The town could tell when it was time for a sacrifice, and that was when the bad of the outside world would creep in. They would get more visitors, though the town rarely saw visitors at all. When the outside world crept into Spectre, someone would have to pay the price. The outsiders would have to be removed, of course, either chased out or taken care of. The founder’s family would then decide who paid for the presence of the encroachers.
The founder was a crazed man who had been driven by greed. When the railroads had reached the Colorado Territory, the plans had been to cut through the prairie to head into the territories of Wyoming and Nebraska, though the area had no towns in place and no stops. The founder, Stanley Spectre, took his life savings and rushed out to the prairie where he’d been assured the trains would pass by. He would build a town, make the only stop from Denver City to the Northern border. Spectre, Colorado would be the biggest town in the Colorado Territory in no time, the railroads being forced to stop there for any repairs or for a rest before moving on going North or South. Spectre would be even bigger than Denver City, and Stanley would be the richest man in the surrounding territories easily.

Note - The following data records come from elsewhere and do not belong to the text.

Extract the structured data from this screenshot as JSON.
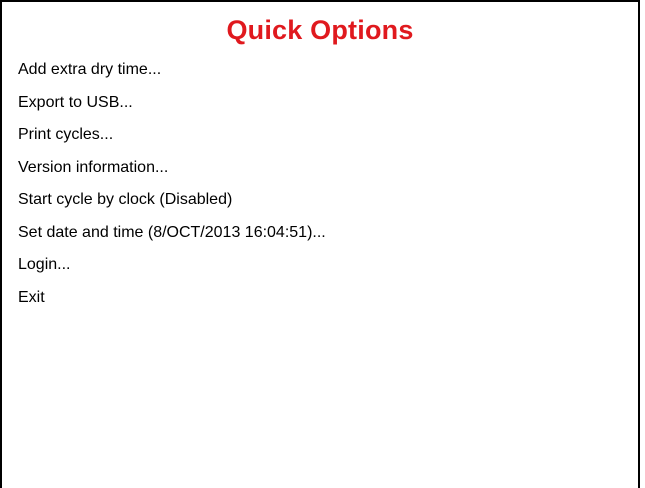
{
  "header": {
    "title": "Quick Options",
    "title_color": "#e0191e"
  },
  "menu": {
    "items": [
      {
        "label": "Add extra dry time..."
      },
      {
        "label": "Export to USB..."
      },
      {
        "label": "Print cycles..."
      },
      {
        "label": "Version information..."
      },
      {
        "label": "Start cycle by clock (Disabled)"
      },
      {
        "label": "Set date and time (8/OCT/2013 16:04:51)..."
      },
      {
        "label": "Login..."
      },
      {
        "label": "Exit"
      }
    ]
  }
}
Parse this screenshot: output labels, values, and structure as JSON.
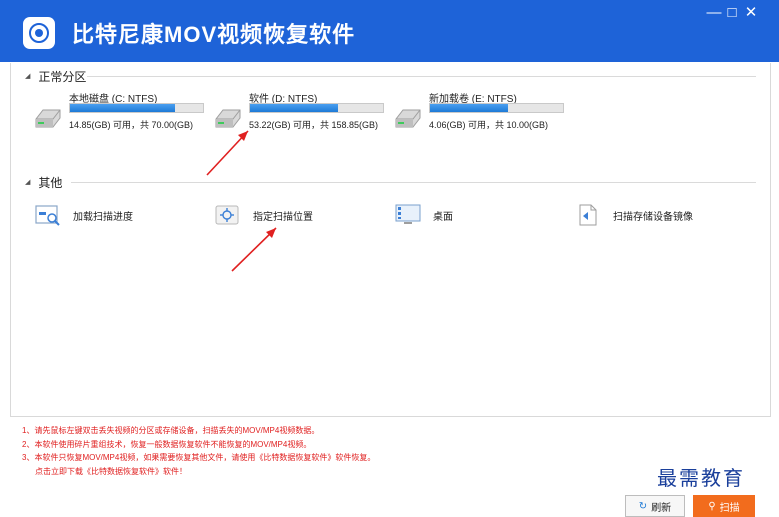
{
  "app": {
    "title": "比特尼康MOV视频恢复软件"
  },
  "window_controls": {
    "minimize": "—",
    "maximize": "□",
    "close": "✕"
  },
  "sections": {
    "normal": {
      "label": "正常分区"
    },
    "other": {
      "label": "其他"
    }
  },
  "drives": [
    {
      "name": "本地磁盘 (C: NTFS)",
      "free_text": "14.85(GB) 可用，共 70.00(GB)",
      "used_fraction": 0.79
    },
    {
      "name": "软件 (D: NTFS)",
      "free_text": "53.22(GB) 可用，共 158.85(GB)",
      "used_fraction": 0.66
    },
    {
      "name": "新加载卷 (E: NTFS)",
      "free_text": "4.06(GB) 可用，共 10.00(GB)",
      "used_fraction": 0.59
    }
  ],
  "others": [
    {
      "label": "加载扫描进度",
      "icon": "load-progress-icon"
    },
    {
      "label": "指定扫描位置",
      "icon": "target-location-icon"
    },
    {
      "label": "桌面",
      "icon": "desktop-icon"
    },
    {
      "label": "扫描存储设备镜像",
      "icon": "disk-image-icon"
    }
  ],
  "notes": [
    "1、请先鼠标左键双击丢失视频的分区或存储设备，扫描丢失的MOV/MP4视频数据。",
    "2、本软件使用碎片重组技术，恢复一般数据恢复软件不能恢复的MOV/MP4视频。",
    "3、本软件只恢复MOV/MP4视频，如果需要恢复其他文件，请使用《比特数据恢复软件》软件恢复。",
    "点击立即下载《比特数据恢复软件》软件！"
  ],
  "buttons": {
    "refresh": "刷新",
    "scan": "扫描"
  },
  "watermark": "最需教育",
  "colors": {
    "titlebar": "#1e63d8",
    "bar_fill": "#1e7ad6",
    "note_text": "#e02020",
    "scan_button": "#f26c1d",
    "arrow": "#e02020"
  }
}
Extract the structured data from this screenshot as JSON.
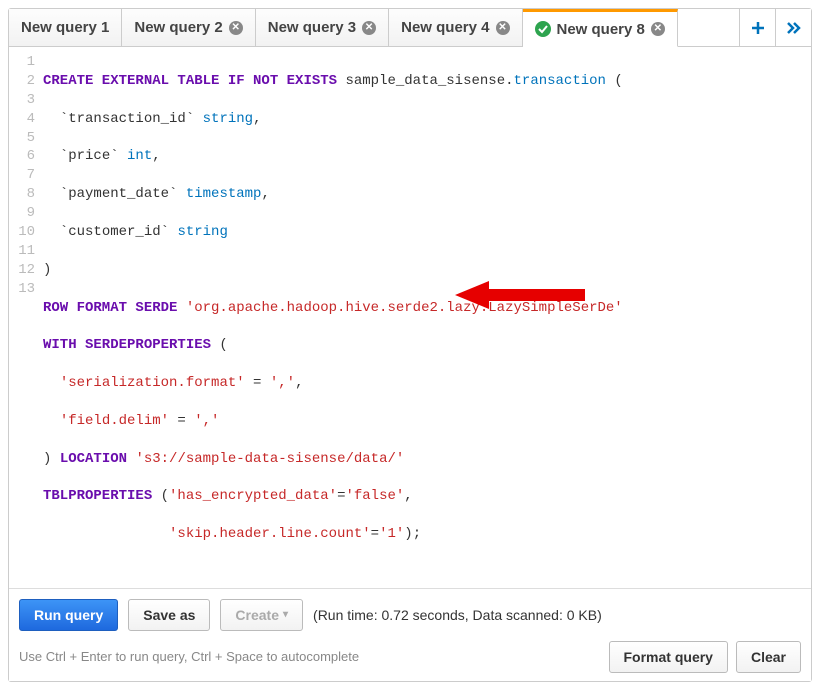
{
  "tabs": [
    {
      "label": "New query 1",
      "closable": false
    },
    {
      "label": "New query 2",
      "closable": true
    },
    {
      "label": "New query 3",
      "closable": true
    },
    {
      "label": "New query 4",
      "closable": true
    }
  ],
  "active_tab": {
    "label": "New query 8",
    "status_icon": "success"
  },
  "code": {
    "line_count": 13,
    "tokens": {
      "kw_create_external_table_if_not_exists": "CREATE EXTERNAL TABLE IF NOT EXISTS",
      "db_name": "sample_data_sisense",
      "dot": ".",
      "tbl_name": "transaction",
      "open_paren": " (",
      "col1_id": "`transaction_id`",
      "ty_string1": "string",
      "comma": ",",
      "col2_id": "`price`",
      "ty_int": "int",
      "col3_id": "`payment_date`",
      "ty_ts": "timestamp",
      "col4_id": "`customer_id`",
      "ty_string2": "string",
      "close_paren": ")",
      "kw_row_format_serde": "ROW FORMAT SERDE",
      "str_serde": "'org.apache.hadoop.hive.serde2.lazy.LazySimpleSerDe'",
      "kw_with_serdeprops": "WITH SERDEPROPERTIES",
      "str_serfmt_key": "'serialization.format'",
      "eq": " = ",
      "str_comma1": "','",
      "str_delim_key": "'field.delim'",
      "str_comma2": "','",
      "kw_location": "LOCATION",
      "str_location": "'s3://sample-data-sisense/data/'",
      "kw_tblprops": "TBLPROPERTIES",
      "str_enc_key": "'has_encrypted_data'",
      "eq2": "=",
      "str_false": "'false'",
      "str_skip_key": "'skip.header.line.count'",
      "str_one": "'1'",
      "tail": ");"
    }
  },
  "footer": {
    "run_label": "Run query",
    "save_label": "Save as",
    "create_label": "Create",
    "status": "(Run time: 0.72 seconds, Data scanned: 0 KB)",
    "hint": "Use Ctrl + Enter to run query, Ctrl + Space to autocomplete",
    "format_label": "Format query",
    "clear_label": "Clear"
  }
}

Then the railroad tracks were moved, the plans never coming to fruition. They would follow closer to Denver City and surrounding populated areas heading toward the Wyoming Territory to link up with the city of Cheyenne. Instead of Spectre thriving, other areas more to the West did, leaving Stanley lost in the middle of nowhere. He went mad, but those who had come with him were left to fend for themselves, with no real way to leave and try to return to civilization. They would have to make due with where they had ended up, and a tradition of isolationism was born.
The Spectre family remained, the town growing a reputation for being cultish, cut off from the world with its own set of values that those who came to the town were expected to follow or pay the price. Many seeking solitude in the beautiful plains of Colorado would never be heard from again if they came across the town of Spectre, and after the Sheriff of the area disappeared while trying to get answers for families of the missing, no one bothered the town on the subject again.
The body dangled from the largest branch, the remnants of several other hanging ropes surrounding the one that held it, noose secured tightly. Several people had met this fate, the price that had to be paid whenever the outside world tried to change Spectre. The body swayed in the aftermath, though the woman had been dead for some time now. She, as the others before her, had accepted her fate after being chosen by the Spectre family to save the town. They would leave her there for a week as a reminder of what meddling with the outside world would bring, then her body would be tossed to the coyotes to pick clean. This death was both a privilege and a disgrace, as she had saved the town but also resembled corruption that existed outside of their borders. The town would stay pure, no matter what the cost and no matter how many times this would have to be done.